O cultivo e a implementação de medidas de respeito à lei dependem muito de uma cooperação entre os cidadãos e a polícia. Na verdade, a eficiência do trabalho da polícia está intimamente ligado ao bom relacionamento entre cidadãos e policiais.

Os estudiosos da sociologia criminal chamam essa interação da "coprodução dos serviços policiais" querendo com isso chamar a atenção para a relação simbiótica que existe entre polícia e público.

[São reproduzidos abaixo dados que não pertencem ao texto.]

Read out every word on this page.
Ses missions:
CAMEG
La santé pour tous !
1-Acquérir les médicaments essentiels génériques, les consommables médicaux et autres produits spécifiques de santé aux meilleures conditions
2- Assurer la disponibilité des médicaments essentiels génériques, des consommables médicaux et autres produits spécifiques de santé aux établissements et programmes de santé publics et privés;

Essa interdependência pode ser melhor entendida quando se examinam alguns dados. Em quase todos os países, a grande maioria das intervenções policiais ocorre por chamadas das pessoas. Assim, cidadãos e policiais estão do mesmo lado. Um vê o outro como elemento de apoio. Os policiais dependem da iniciativa das pessoas e estas dependem da proteção dos policiais.

Nas grandes cidades americanas, a polícia é avaliada de forma muito positiva. Em Chicago, por exemplo, 70% dos cidadãos acham que a polícia local faz um "bom" trabalho.

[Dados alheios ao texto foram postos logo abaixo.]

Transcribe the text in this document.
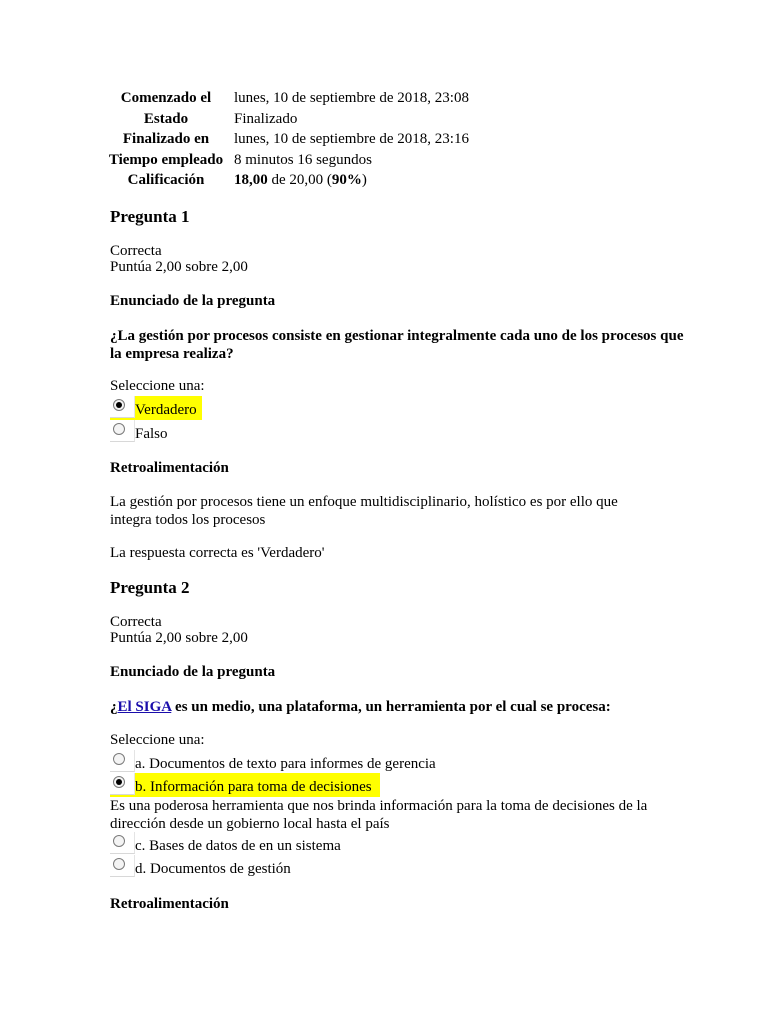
Comenzado el	lunes, 10 de septiembre de 2018, 23:08
Estado	Finalizado
Finalizado en	lunes, 10 de septiembre de 2018, 23:16
Tiempo empleado	8 minutos 16 segundos
Calificación	18,00 de 20,00 (90%)
Pregunta 1
Correcta
Puntúa 2,00 sobre 2,00
Enunciado de la pregunta
¿La gestión por procesos consiste en gestionar integralmente cada uno de los procesos que la empresa realiza?
Seleccione una:
Verdadero
Falso
Retroalimentación
La gestión por procesos tiene un enfoque multidisciplinario, holístico es por ello que integra todos los procesos
La respuesta correcta es 'Verdadero'
Pregunta 2
Correcta
Puntúa 2,00 sobre 2,00
Enunciado de la pregunta
¿El SIGA es un medio, una plataforma, un herramienta por el cual se procesa:
Seleccione una:
a. Documentos de texto para informes de gerencia
b. Información para toma de decisiones
Es una poderosa herramienta que nos brinda información para la toma de decisiones de la dirección desde un gobierno local hasta el país
c. Bases de datos de en un sistema
d. Documentos de gestión
Retroalimentación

O mesmo acontece na Inglaterra. Em Londres, 90% dos ingleses acham que os policiais realizam um trabalho "muito bom".

As pesquisas de maior amplitude confirmam essa confiança. Um estudo de âmbito nacional, revelou que 73% dos americanos classificam o trabalho da polícia como "excelente" e "muito bom"; só 23% consideram seu o trabalho como "regular" e "pobre" e 4% como "muito pobre". Cerca de 80% mostraram grande confiança em relação aos policiais de sua comunidade (Wilson Huang e Michael Vaughn, Public Attitudes Toward the Police, 1996).

Nos dias 3 e 4 de abril de 1997, o IBOPE realizou o mesmo tipo de pesquisa no Brasil. Os resultados foram assustadores. Cerca de 70% dos brasileiros disseram não confiar "nenhum pouco" na polícia. A maioria acha que a qualidade dos serviços da policia piorou ultimamente e 92% disseram ter medo que policiais possam fazer mal a algum de seus parentes!

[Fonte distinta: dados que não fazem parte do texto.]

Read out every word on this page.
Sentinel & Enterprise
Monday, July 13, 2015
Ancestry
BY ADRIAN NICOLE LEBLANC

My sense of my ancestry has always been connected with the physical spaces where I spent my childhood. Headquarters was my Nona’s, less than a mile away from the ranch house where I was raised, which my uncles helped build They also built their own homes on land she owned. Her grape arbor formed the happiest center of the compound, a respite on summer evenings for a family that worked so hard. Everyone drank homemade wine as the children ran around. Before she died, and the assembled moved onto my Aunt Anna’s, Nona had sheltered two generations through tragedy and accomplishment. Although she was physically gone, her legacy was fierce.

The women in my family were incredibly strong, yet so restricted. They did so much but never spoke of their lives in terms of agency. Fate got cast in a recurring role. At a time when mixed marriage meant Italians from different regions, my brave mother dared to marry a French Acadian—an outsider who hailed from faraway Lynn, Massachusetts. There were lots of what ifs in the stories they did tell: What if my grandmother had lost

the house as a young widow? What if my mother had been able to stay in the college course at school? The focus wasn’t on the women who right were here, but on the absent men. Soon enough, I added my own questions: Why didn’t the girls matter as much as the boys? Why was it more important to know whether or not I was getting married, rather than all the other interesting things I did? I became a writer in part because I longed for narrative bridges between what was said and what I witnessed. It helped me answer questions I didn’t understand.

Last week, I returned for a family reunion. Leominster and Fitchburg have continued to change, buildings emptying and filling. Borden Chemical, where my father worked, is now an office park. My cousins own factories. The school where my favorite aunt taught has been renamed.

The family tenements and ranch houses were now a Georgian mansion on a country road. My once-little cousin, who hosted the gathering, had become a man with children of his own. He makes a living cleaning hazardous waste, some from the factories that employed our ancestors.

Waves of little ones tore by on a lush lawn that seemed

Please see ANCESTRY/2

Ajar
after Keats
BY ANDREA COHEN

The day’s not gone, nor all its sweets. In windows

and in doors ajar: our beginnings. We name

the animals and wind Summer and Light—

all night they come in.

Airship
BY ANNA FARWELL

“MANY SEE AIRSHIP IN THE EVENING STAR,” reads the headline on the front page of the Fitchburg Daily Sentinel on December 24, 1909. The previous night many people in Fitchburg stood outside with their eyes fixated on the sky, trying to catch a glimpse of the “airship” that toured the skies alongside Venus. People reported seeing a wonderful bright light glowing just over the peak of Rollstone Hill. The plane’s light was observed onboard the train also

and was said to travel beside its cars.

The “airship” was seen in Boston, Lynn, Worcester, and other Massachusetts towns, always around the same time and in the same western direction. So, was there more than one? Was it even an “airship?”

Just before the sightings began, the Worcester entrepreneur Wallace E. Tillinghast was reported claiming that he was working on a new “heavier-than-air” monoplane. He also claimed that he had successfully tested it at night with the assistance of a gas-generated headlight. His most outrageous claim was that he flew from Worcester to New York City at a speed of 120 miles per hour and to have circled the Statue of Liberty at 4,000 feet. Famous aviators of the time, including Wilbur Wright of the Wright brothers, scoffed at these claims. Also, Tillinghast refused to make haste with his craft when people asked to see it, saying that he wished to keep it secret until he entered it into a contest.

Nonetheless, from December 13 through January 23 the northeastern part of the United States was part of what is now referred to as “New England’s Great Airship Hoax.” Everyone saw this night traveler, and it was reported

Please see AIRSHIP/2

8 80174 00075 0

é muito pouco provável que comunidade e polícia possam se ajudar num ambiente desse tipo. Nem pensar na tal "coprodução" dos serviços policiais. O brasileiro tem medo da polícia. O pobre porque acha que vai apanhar. O rico porque tem certeza que vai ser achacado. A classe média porque não sabe em que categoria vai cair.

Sem a confiança do povo, a polícia pouco pode fazer. Afinal, a grande maioria das intervenções policiais depende dos chamados dos cidadãos. Nos países avançados, essa dependência é de quase 90%. Como estará essa proporção no Brasil depois da reportagem da TV Globo que mostrou os policiais de São Paulo batendo e matando pessoas tidas como inocentes?

é interessante notar que a maioria dos americanos considera a agressividade dos policiais como "aceitável". O que explica isso? Será que o policial americano é mais "soft" do que o brasileiro?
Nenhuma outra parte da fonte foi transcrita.